Die vielen wunderbaren Dinge, die wir in unserer modernen Gesellschaft nutzen können, um uns abzulenken sind per se natrürlich nicht schlecht, aber oft müssen sie auch als Pflaster zur Realitätsverleugnung herhalten.

Denn der Gedanke, dass mehr Arbeit und mehr Vergnügen ein glückliches Leben verspricht ist nur eine weitere Lüge.

Die Angst davor zuzugeben, dass man einer Lüge auf den Leim gegangen ist und dass sich das Leben leer anfühlt verleitet dazu, die Erkenntnis, dass externe Dinge nicht glücklich machen zu verdrängen und einfach so weiter zu leben, wie bisher.

Realitätsverweigerung / Zeichen 

Ein paar Zeichen dafür, dass du vielleicht gerade die Realität verweigerst:

1. Du weigerst dich über ein Problem zu sprechen.

2. Du findest Wege dein Verhalten zu rechtfertigen.

3. Du beschuldigst andere oder äußere Umständer als Verursacher.

4. Du zeigst ein und das selbe Verhalten, obwohl es immer wieder negative Konsequenzen hat.

5. Du versprichst das Problem in der Zukunft anzugehen.

6. Du vermeidest es, überhaupt über das Problem nachzudenken.

Emotionale Zustände, die anfällig für Realitätsverweigerung machen:

1. Verlangen und Sehnsucht nach Liebe und Zugehörigkeit (Idealisierung: Dieser Mensch ist perfekt und löst alle meine Probleme.)

2. Angst verletzt zu werden (Angst vor Gefühlen)

3. Schamgefühle (Anpassung um akzeptiert zu werden)

4. Hass, Trotz und Resentment (tiefer alter ungelöster Schmerz)

Und warum bleiben Menschen in der Realitätsverweigerung stecken?

1. Wenn sich massive Schuldgefühle aufgestaut haben braucht es Mut, sich anzuschauen, auf welche Weise man anderen Schmerz zugefügt hat.

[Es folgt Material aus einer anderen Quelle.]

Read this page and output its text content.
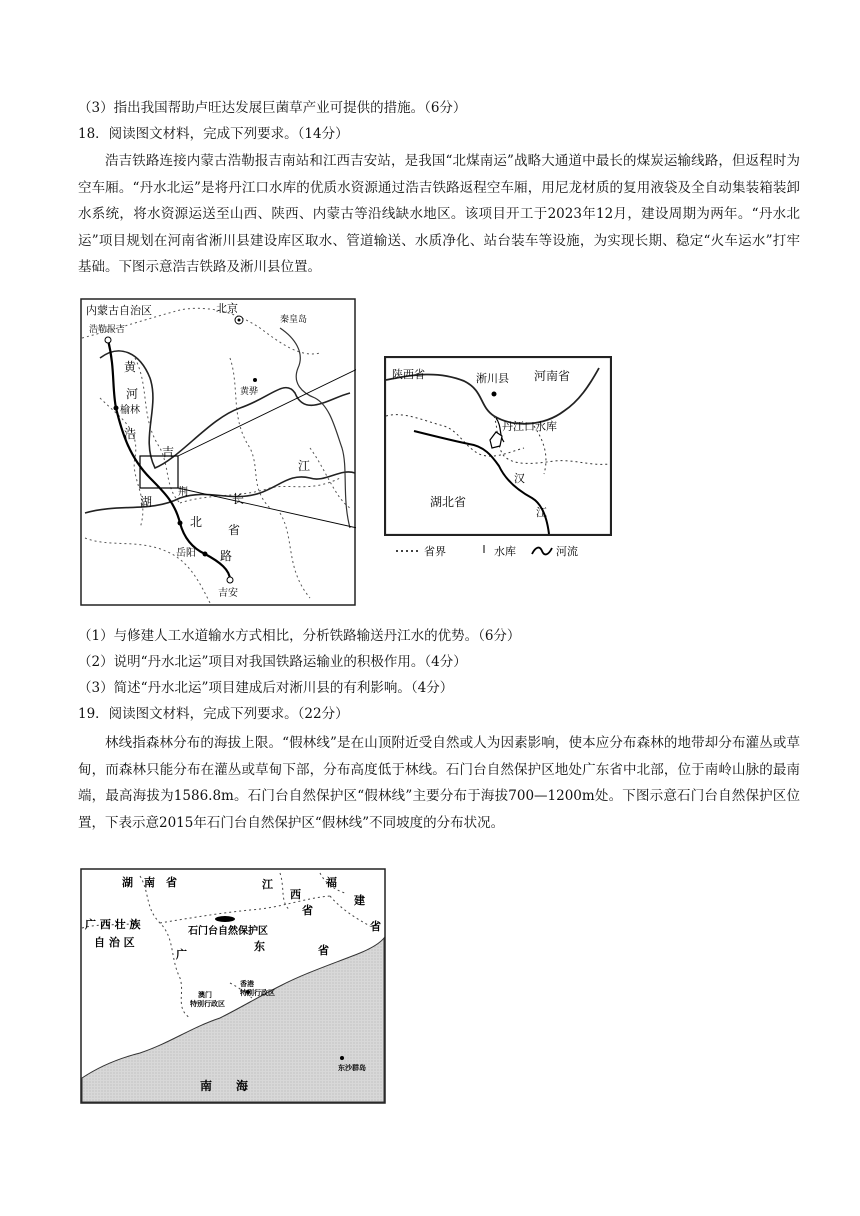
（3）指出我国帮助卢旺达发展巨菌草产业可提供的措施。（6分）
18．阅读图文材料，完成下列要求。（14分）
浩吉铁路连接内蒙古浩勒报吉南站和江西吉安站，是我国“北煤南运”战略大通道中最长的煤炭运输线路，但返程时为空车厢。“丹水北运”是将丹江口水库的优质水资源通过浩吉铁路返程空车厢，用尼龙材质的复用液袋及全自动集装箱装卸水系统，将水资源运送至山西、陕西、内蒙古等沿线缺水地区。该项目开工于2023年12月，建设周期为两年。“丹水北运”项目规划在河南省淅川县建设库区取水、管道输送、水质净化、站台装车等设施，为实现长期、稳定“火车运水”打牢基础。下图示意浩吉铁路及淅川县位置。
内蒙古自治区
浩勒报吉
北京
秦皇岛
黄骅
榆林
黄
浩
河
吉
湖
荆
北
长
江
省
岳阳 路
吉安
陕西省	淅川县 河南省
丹江口水库
湖北省
汉
江
省界	水库	河流
（1）与修建人工水道输水方式相比，分析铁路输送丹江水的优势。（6分）
（2）说明“丹水北运”项目对我国铁路运输业的积极作用。（4分）
（3）简述“丹水北运”项目建成后对淅川县的有利影响。（4分）
19．阅读图文材料，完成下列要求。（22分）
林线指森林分布的海拔上限。“假林线”是在山顶附近受自然或人为因素影响，使本应分布森林的地带却分布灌丛或草甸，而森林只能分布在灌丛或草甸下部，分布高度低于林线。石门台自然保护区地处广东省中北部，位于南岭山脉的最南端，最高海拔为1586.8m。石门台自然保护区“假林线”主要分布于海拔700—1200m处。下图示意石门台自然保护区位置，下表示意2015年石门台自然保护区“假林线”不同坡度的分布状况。
湖　南　省	江
西
省
福
建
省
广 西 壮 族
自 治 区
石门台自然保护区
广
东	省
香港
特别行政区
澳门
特别行政区
南　　海
东沙群岛
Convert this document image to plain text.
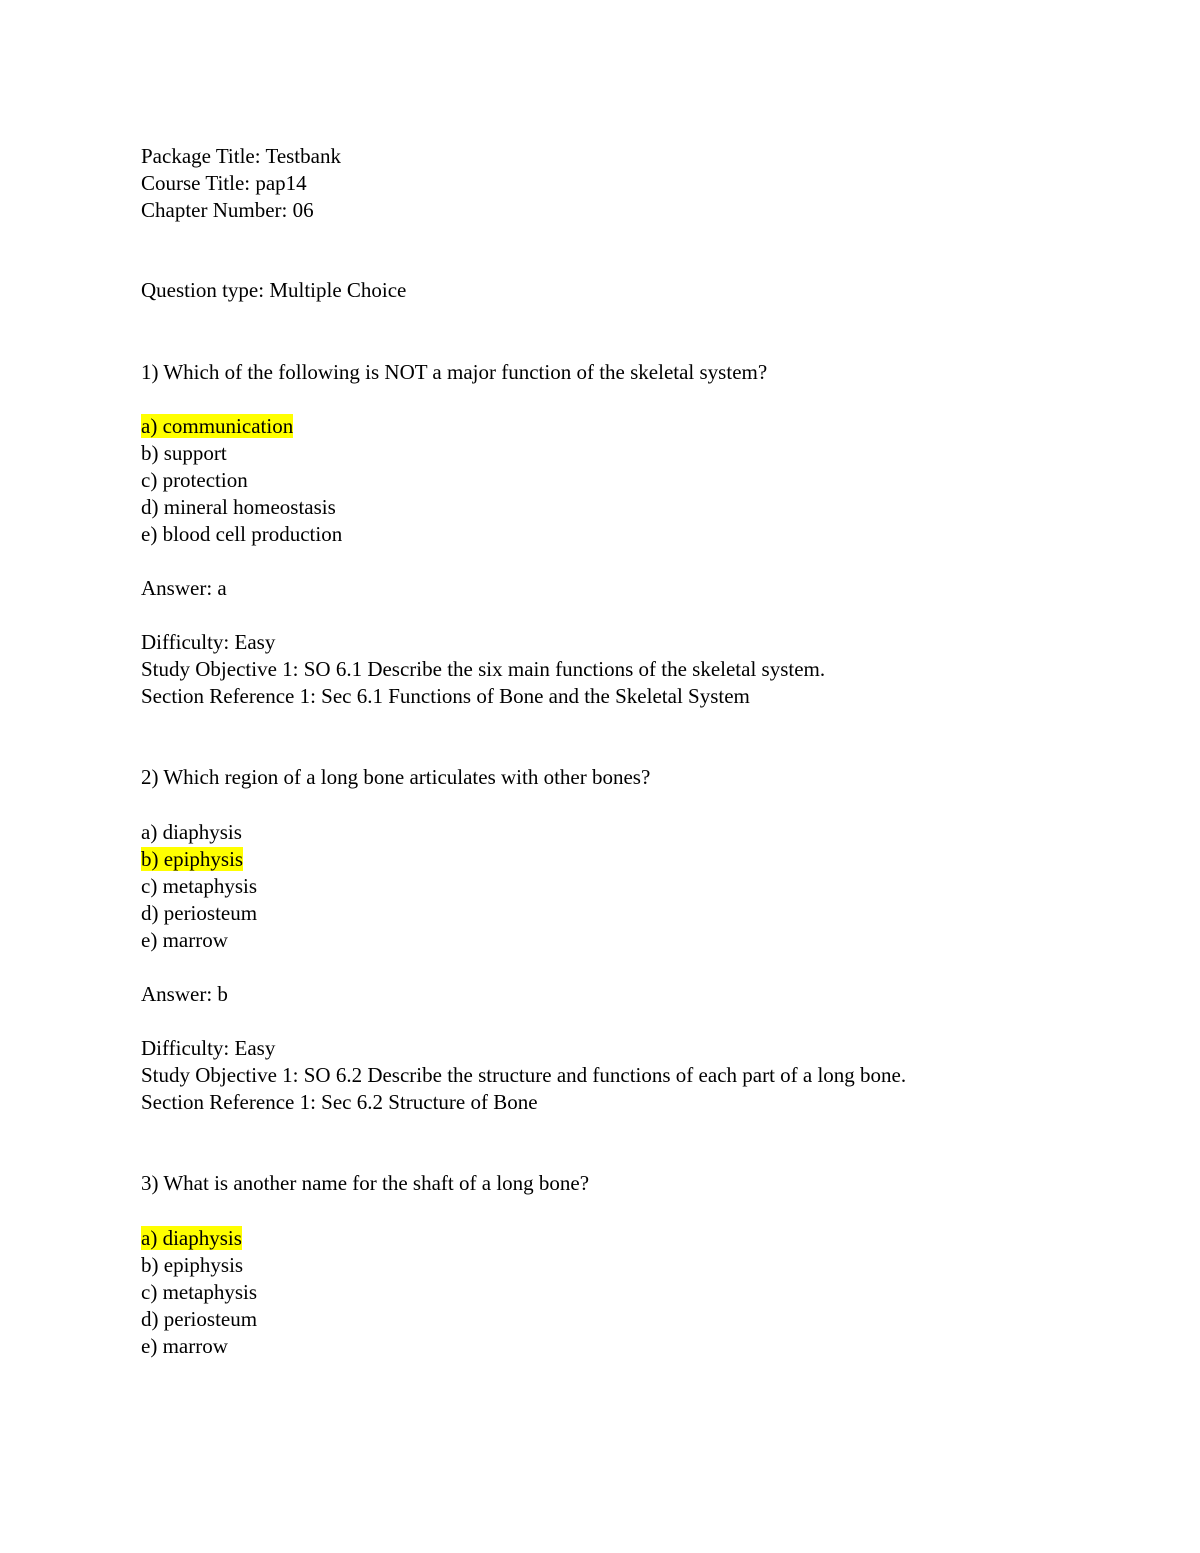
Package Title: Testbank
Course Title: pap14
Chapter Number: 06
Question type: Multiple Choice
1) Which of the following is NOT a major function of the skeletal system?
a) communication
b) support
c) protection
d) mineral homeostasis
e) blood cell production
Answer: a
Difficulty: Easy
Study Objective 1: SO 6.1 Describe the six main functions of the skeletal system.
Section Reference 1: Sec 6.1 Functions of Bone and the Skeletal System
2) Which region of a long bone articulates with other bones?
a) diaphysis
b) epiphysis
c) metaphysis
d) periosteum
e) marrow
Answer: b
Difficulty: Easy
Study Objective 1: SO 6.2 Describe the structure and functions of each part of a long bone.
Section Reference 1: Sec 6.2 Structure of Bone
3) What is another name for the shaft of a long bone?
a) diaphysis
b) epiphysis
c) metaphysis
d) periosteum
e) marrow
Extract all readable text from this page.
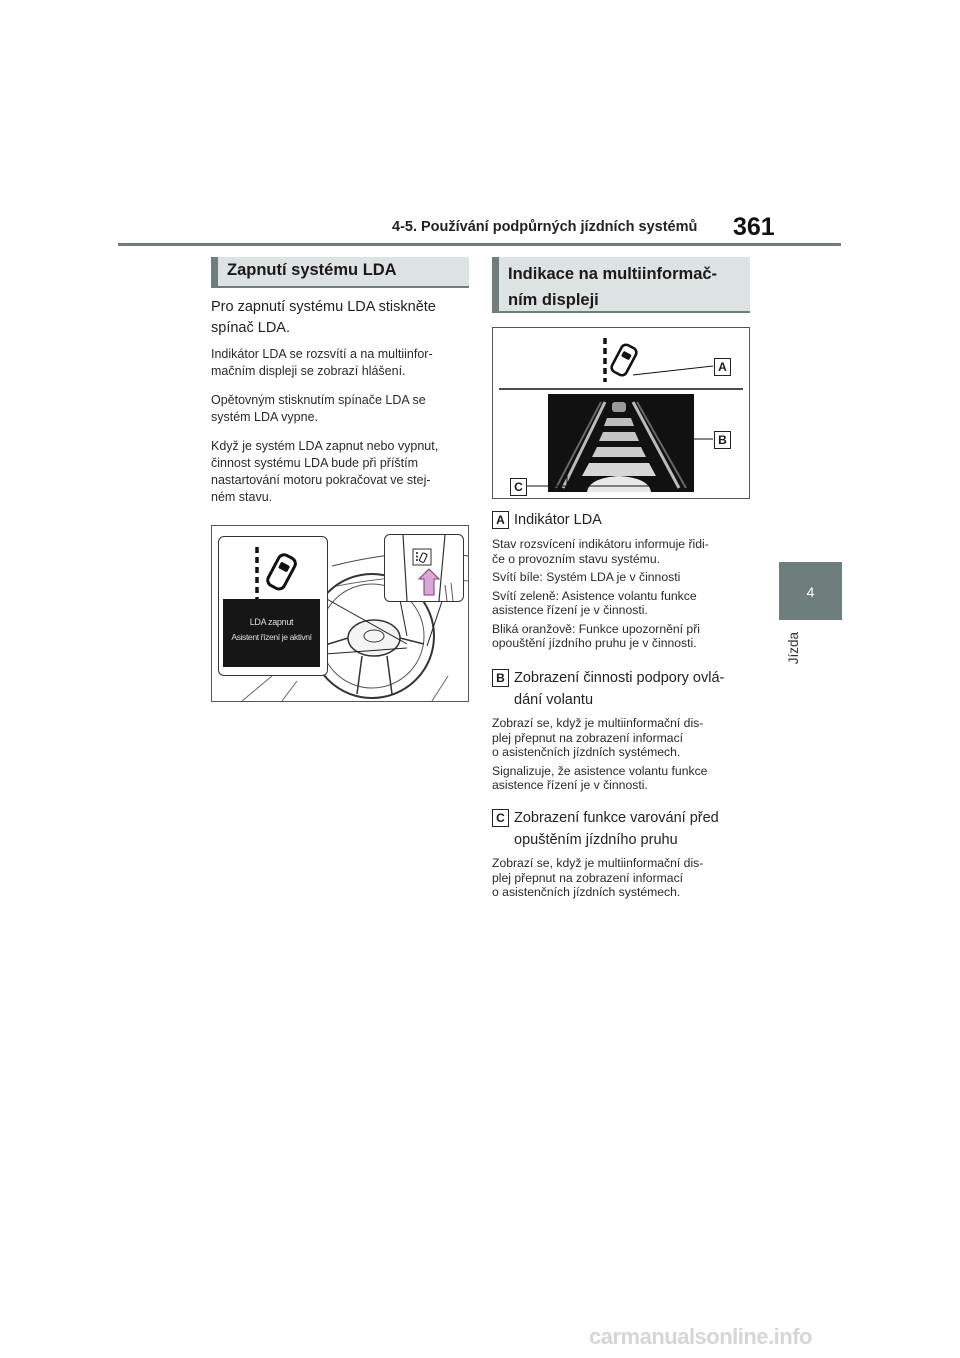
4-5. Používání podpůrných jízdních systémů 361
4
Jízda
Zapnutí systému LDA
Pro zapnutí systému LDA stiskněte
spínač LDA.
Indikátor LDA se rozsvítí a na multiinfor-
mačním displeji se zobrazí hlášení.
Opětovným stisknutím spínače LDA se
systém LDA vypne.
Když je systém LDA zapnut nebo vypnut,
činnost systému LDA bude při příštím
nastartování motoru pokračovat ve stej-
ném stavu.
LDA zapnut
Asistent řízení je aktivní
Indikace na multiinformač-
ním displeji
A
B
C
A Indikátor LDA
Stav rozsvícení indikátoru informuje řidi-
če o provozním stavu systému.
Svítí bíle: Systém LDA je v činnosti
Svítí zeleně: Asistence volantu funkce
asistence řízení je v činnosti.
Bliká oranžově: Funkce upozornění při
opouštění jízdního pruhu je v činnosti.
B Zobrazení činnosti podpory ovlá-
dání volantu
Zobrazí se, když je multiinformační dis-
plej přepnut na zobrazení informací
o asistenčních jízdních systémech.
Signalizuje, že asistence volantu funkce
asistence řízení je v činnosti.
C Zobrazení funkce varování před
opuštěním jízdního pruhu
Zobrazí se, když je multiinformační dis-
plej přepnut na zobrazení informací
o asistenčních jízdních systémech.
carmanualsonline.info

2. Wenn ich meinen Schamgefühlen ins Auge sehen will, muß ich mir auch eingestehen, wie ich mich selbst sehe. Ich schrecke davor zurück, wenn ich (noch) nicht weiß, dass chronische Schamgefühle auf Lügen basieren, die von internalisierten kritischen Stimmen aufrecht erhalten werden.

3. Auch die Angst vor Einsamkeit ist eine treibende Kraft hinter der Realitätsverweigerung: Besser von einem Menschen, der mir Schmerz zufügt etwas Zuwendung zu bekommen, als die scheinbar unendliche Qual, die ich glaube durchmachen zu müssen, wenn ich auf mich selbst gestellt bin.

4. Der Schmerz muß oft erst ein hohes Maß erreicht haben, damit ein traumatisierter Mensch die Kraft entwickelt, Widerstände zu überwinden und der Realität ins Auge zu sehen.

Realitätsverweigerung mag dir zunächst Stress ersparen. Du schiebst ihn aber vor dir her und irgendwann gelingt dir das nicht mehr.